I've enjoyed all of Melissa Marr's books about people interacting with faeries because they take the emotional ramifications seriously, the faeries are truly strange and powerful, and the writing is often exquisite. Much of that is true about this third book, Fragile Eternity. Aislinn, the new faerie Summer Queen, struggles to balance her role as the Summer King's co-ruler with her love for her long-time friend Seth. Keenan, the Summer King, desperately tries to preserve his kingdom with the new strength that a long-lost Queen brings them, but doesn't want to give up his love for the Winter Queen. And Seth, Aislinn's mortal lover, wants to trust her but is terrifyingly aware of his fragility as a mortal in a faerie court.
They all have blind spots they don't share with each other -- Aislinn can't see the danger Seth faces merely by being near her, Keenan refuses to see that ignoring his choices is another way of making them, Seth thinks that romantic love is the same for faeries and mortals and can't understand the complexities of Aislinn's new life.
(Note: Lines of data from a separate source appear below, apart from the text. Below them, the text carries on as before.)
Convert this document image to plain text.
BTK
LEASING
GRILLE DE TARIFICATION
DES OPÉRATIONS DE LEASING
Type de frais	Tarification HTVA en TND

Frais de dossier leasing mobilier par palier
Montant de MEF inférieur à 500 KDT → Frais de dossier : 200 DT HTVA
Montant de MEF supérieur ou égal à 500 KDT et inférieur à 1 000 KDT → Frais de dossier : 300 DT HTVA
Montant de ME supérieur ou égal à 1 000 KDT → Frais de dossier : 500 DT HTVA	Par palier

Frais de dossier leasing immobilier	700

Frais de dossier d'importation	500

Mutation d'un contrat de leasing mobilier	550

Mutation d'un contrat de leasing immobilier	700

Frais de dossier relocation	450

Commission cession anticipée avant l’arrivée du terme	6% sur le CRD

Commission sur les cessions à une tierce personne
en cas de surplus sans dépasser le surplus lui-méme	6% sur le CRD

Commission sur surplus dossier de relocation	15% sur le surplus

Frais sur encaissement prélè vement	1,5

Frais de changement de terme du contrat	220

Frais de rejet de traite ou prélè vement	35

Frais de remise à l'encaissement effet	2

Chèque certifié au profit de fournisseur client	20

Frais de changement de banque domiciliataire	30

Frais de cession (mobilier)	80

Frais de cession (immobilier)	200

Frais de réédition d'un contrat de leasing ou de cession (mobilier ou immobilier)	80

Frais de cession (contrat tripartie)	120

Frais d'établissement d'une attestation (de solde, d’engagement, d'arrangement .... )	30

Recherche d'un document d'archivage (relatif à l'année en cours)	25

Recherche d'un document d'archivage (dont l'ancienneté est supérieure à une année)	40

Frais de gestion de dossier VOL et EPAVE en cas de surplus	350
When Seth makes a unilateral decision that affects them all, the balance between the Faerie courts and the rules shifts alarmingly.
The images of the various faerie courts are lovely, dark or bright. There are no easy answers, nothing that makes everything happy-ever-after. It's a beautiful book to read, but Aislinn's passivity weakens the overall effect. She never seems to rise to her role as Queen, which admittedly would take a strong woman, but her lack makes the sacrifices the men around her continually offer less moving. A strong but flawed novel.
But then, I loved her second book, Ink Exchange, so much that anything less than perfect would disappoint.